La pensione di vecchiaia media nel settore privato degli uomini veronesi è 1.569,95 euro, mentre l'importo medio tra le donne è di appena 801,06 euro

Anche a Verona, le donne percepiscono in media pensioni pari alla metà di quelle degli uomini. La conferma del divario di genere prodotto negli anni è leggibile nell'ultimo aggiornamento comunica dall'Inps sulle statistiche delle pensioni appartenenti ai fondi di gestione dei lavoratori privati. E per il sindacato del pensionati Spi Cgil di Verona, la differenza è figlia del fatto che gli uomini hanno potuto beneficiare di continuità lavorativa e di carriera, potendo quindi beneficiare in seguito di una pensione mediamente dignitosa, Mentre le donne hanno dovuto farsi carico del lavoro di cura e sono state coinvolte in grandi crisi industriali e quindi per loro la situazione è critica. I dati delle donne evidenziano infatti un numero di pensioni maturate nettamente inferiore e importi quasi dimezzati rispetto agli uomini.

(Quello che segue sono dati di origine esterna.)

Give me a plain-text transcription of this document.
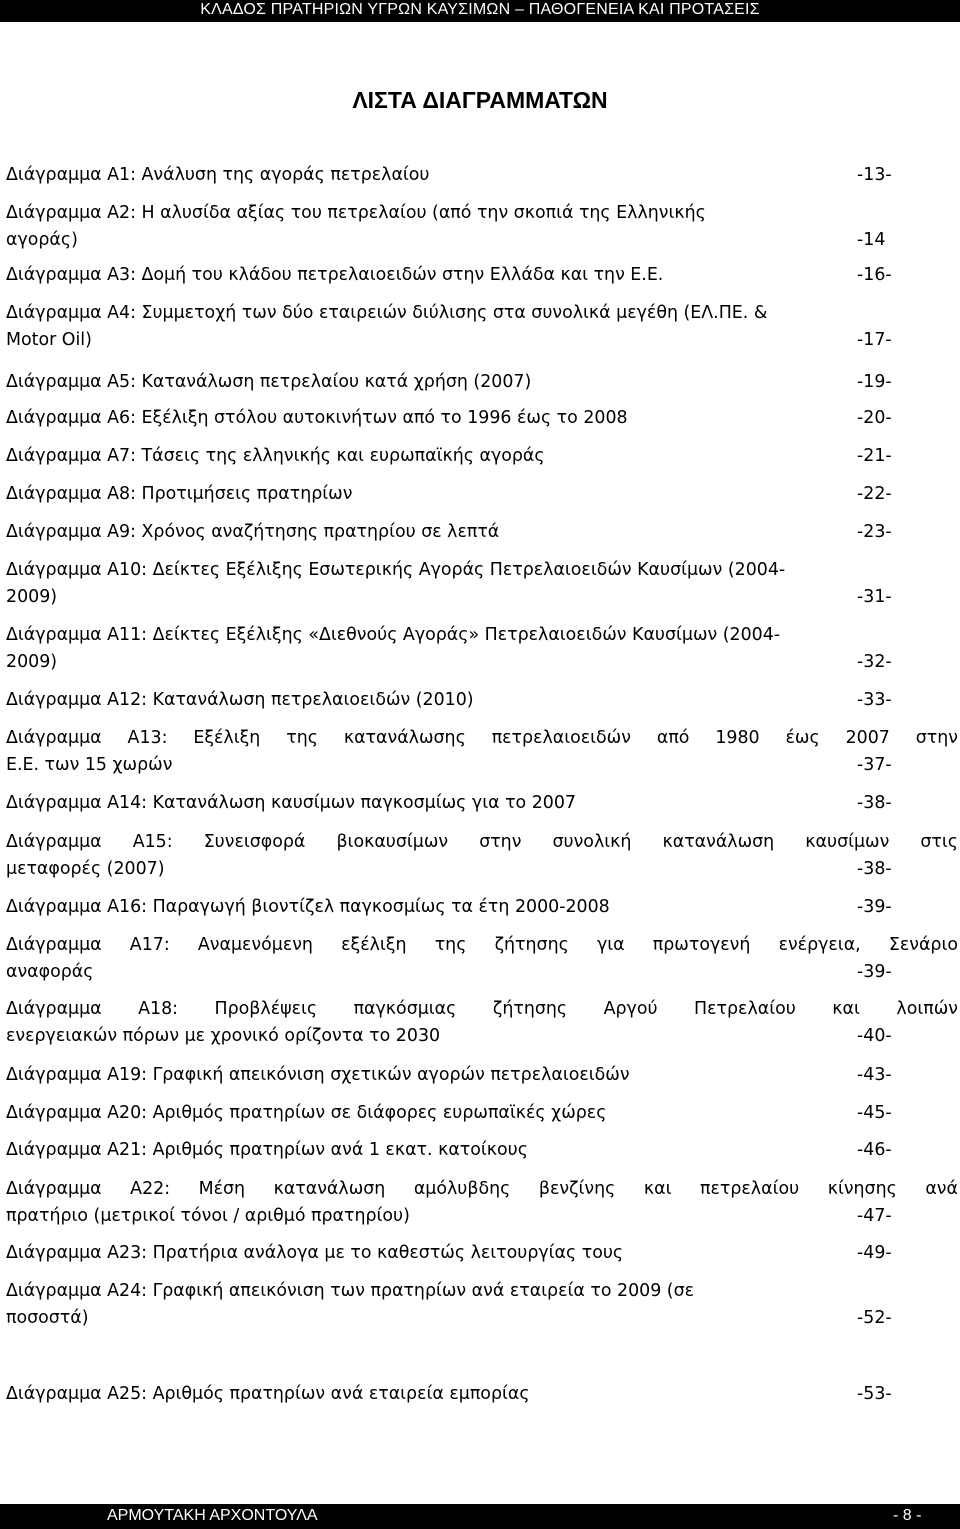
ΚΛΑΔΟΣ ΠΡΑΤΗΡΙΩΝ ΥΓΡΩΝ ΚΑΥΣΙΜΩΝ – ΠΑΘΟΓΕΝΕΙΑ ΚΑΙ ΠΡΟΤΑΣΕΙΣ
ΛΙΣΤΑ ΔΙΑΓΡΑΜΜΑΤΩΝ
Διάγραμμα Α1: Ανάλυση της αγοράς πετρελαίου	-13-
Διάγραμμα Α2: Η αλυσίδα αξίας του πετρελαίου (από την σκοπιά της Ελληνικής
αγοράς)	-14
Διάγραμμα Α3: Δομή του κλάδου πετρελαιοειδών στην Ελλάδα και την Ε.Ε.	-16-
Διάγραμμα Α4: Συμμετοχή των δύο εταιρειών διύλισης στα συνολικά μεγέθη (ΕΛ.ΠΕ. &
Motor Oil)	-17-
Διάγραμμα Α5: Κατανάλωση πετρελαίου κατά χρήση (2007)	-19-
Διάγραμμα Α6: Εξέλιξη στόλου αυτοκινήτων από το 1996 έως το 2008	-20-
Διάγραμμα Α7: Τάσεις της ελληνικής και ευρωπαϊκής αγοράς	-21-
Διάγραμμα Α8: Προτιμήσεις πρατηρίων	-22-
Διάγραμμα Α9: Χρόνος αναζήτησης πρατηρίου σε λεπτά	-23-
Διάγραμμα Α10: Δείκτες Εξέλιξης Εσωτερικής Αγοράς Πετρελαιοειδών Καυσίμων (2004-
2009)	-31-
Διάγραμμα Α11: Δείκτες Εξέλιξης «Διεθνούς Αγοράς» Πετρελαιοειδών Καυσίμων (2004-
2009)	-32-
Διάγραμμα Α12: Κατανάλωση πετρελαιοειδών (2010)	-33-
Διάγραμμα Α13: Εξέλιξη της κατανάλωσης πετρελαιοειδών από 1980 έως 2007 στην
Ε.Ε. των 15 χωρών	-37-
Διάγραμμα Α14: Κατανάλωση καυσίμων παγκοσμίως για το 2007	-38-
Διάγραμμα Α15: Συνεισφορά βιοκαυσίμων στην συνολική κατανάλωση καυσίμων στις
μεταφορές (2007)	-38-
Διάγραμμα Α16: Παραγωγή βιοντίζελ παγκοσμίως τα έτη 2000-2008	-39-
Διάγραμμα Α17: Αναμενόμενη εξέλιξη της ζήτησης για πρωτογενή ενέργεια, Σενάριο
αναφοράς	-39-
Διάγραμμα Α18: Προβλέψεις παγκόσμιας ζήτησης Αργού Πετρελαίου και λοιπών
ενεργειακών πόρων με χρονικό ορίζοντα το 2030	-40-
Διάγραμμα Α19: Γραφική απεικόνιση σχετικών αγορών πετρελαιοειδών	-43-
Διάγραμμα Α20: Αριθμός πρατηρίων σε διάφορες ευρωπαϊκές χώρες	-45-
Διάγραμμα Α21: Αριθμός πρατηρίων ανά 1 εκατ. κατοίκους	-46-
Διάγραμμα Α22: Μέση κατανάλωση αμόλυβδης βενζίνης και πετρελαίου κίνησης ανά
πρατήριο (μετρικοί τόνοι / αριθμό πρατηρίου)	-47-
Διάγραμμα Α23: Πρατήρια ανάλογα με το καθεστώς λειτουργίας τους	-49-
Διάγραμμα Α24: Γραφική απεικόνιση των πρατηρίων ανά εταιρεία το 2009 (σε
ποσοστά)	-52-
Διάγραμμα Α25: Αριθμός πρατηρίων ανά εταιρεία εμπορίας	-53-
ΑΡΜΟΥΤΑΚΗ ΑΡΧΟΝΤΟΥΛΑ	- 8 -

TABELLE DELLE PENSIONI PERCEPITE IN ITALIA, IN VENETO E NEL VERONESE ALL'1 GENNAIO 2021

Nella provincia di Verona, all'1 gennaio 2021, vengono pagate ogni mese 260.871 pensioni di importo medio di 924,81 euro. Il numero comprende 223.336 prestazioni previdenziali di importo medio mensile di 1.075,68 euro e 37.535 prestazioni assistenziali di importo medio mensile di 467,95 euro. E l'assistenza a Verona pesa per il 14,39% del totale delle pensioni, una percentuale sensibilmente inferiore alla media nazionale che è del 22,38%.
In linea con il dato nazionale, il 45% delle pensioni veronesi (116.167) vengono percepite da uomini e il restante 55% (144.704 pensioni) da donne. Il vantaggio a favore delle donne è tuttavia solo apparente: quasi una pensione femminile su tre, precisamente il 32,13%, pari a 46.495 unità, è infatti di categoria superstite (di reversibilità o indiretta) quindi mutuata dal coniuge deceduto. L'incidenza delle "superstiti", che fruttano in media circa 680 euro al mese per le donne e 480 per gli uomini, tra i maschi è assai più ridotta: è di questo tipo solo il 5,53% delle pensioni maschili.
Al contrario, la diffusione delle pensioni di vecchiaia tra le donne è molto meno frequente che tra gli uomini: se il 77,63% delle pensioni maschili veronesi è una pensione di vecchiaia, tra le donne questa percentuale si abbassa al 49,99% (comunque più alta delle media nazionale che si ferma al 40,23%). L’importo mensile medio di una pensione di vecchiaia a Verona è di 1.227,72 euro (lievemente inferiore alla media nazionale che è di 1.246,92 euro) ma, come i famosi polli di Trilussa, anche questa media nasconde grosse disparità: se gli uomini percepiscono in media 1.569,95 euro, tra le donne l’importo medio di una pensione di vecchiaia del settore privato è di appena 801,06 euro, con minimi tra le pensionate dei fondi dei lavoratori autonomi che presentano medie mensili di appena 709,42 euro.
L'Inps, pur ammettendo che a livello nazionale ben il 59,6% delle pensioni vigenti (pari a 10.608.976 unità) presenta un importo mensile inferiore a 750 euro, e che questa percentuale sale addirittura al 72,6% tra le donne, avverte che il dato non è immediatamente indicativo di povertà, dal momento che molti pensionati sono titolari di più prestazioni pensionistiche o comunque di altri redditi. L’istituto calcola che le pensioni legate a requisiti reddituali bassi, quali integrazione al minimo, maggiorazioni sociali, pensioni e assegni sociali e pensioni di invalidità civile siano in Italia 4.009.862, dunque il 22,5% del totale delle pensioni o, se si preferisce, il 43% dei trattamenti inferiori ai 750 euro mensili. «Un Paese che voglia guardare al futuro, tuttavia, dovrebbe fare un ragionamento diverso - ha commentato Adriano Filice, segretario generale Spi Cgil Verona - A rischio povertà non sono soltanto le donne a causa dei buchi contributivi accumulati a seguito del lavoro di cura, ma anche i giovani, costretti ad interruzioni della carriera lavorativa a causa della precarietà, e tutte le categorie fragili dei non autosufficienti che ricevono sostegni a dir poco inadeguati rispetto ai loro bisogni. Ribadiamo con forza l’urgenza e l’indifferibilità di un grande intervento riformatore che riconosca il lavoro di cura di genere in quanto le donne sono state e sono le più penalizzate, molte volte costrette ad interrompere il proprio rapporto di lavoro per accudire i figli e assistere i familiari fragili e obbligate ad accettare lavori part time o precari per rientrare nel mondo del lavoro. Inoltre chiediamo con forza una "pensione di garanzia" che riconosca il lavoro precario delle giovani generazioni riconoscendo anche a loro un futuro pensionistico pubblico di dignità. Dobbiamo sentirci responsabili di quello che le giovani generazioni hanno subito per un lavoro che negli anni è diventato sempre più precario. L’inserimento di una legge per la non autosufficienza tra gli obiettivi del Recovery Fund a protezione degli oltre tre milioni di italiani non autosufficienti fa ben sperare, ma la strada da fare in direzione di una maggiore equità sociale è ancora lunga».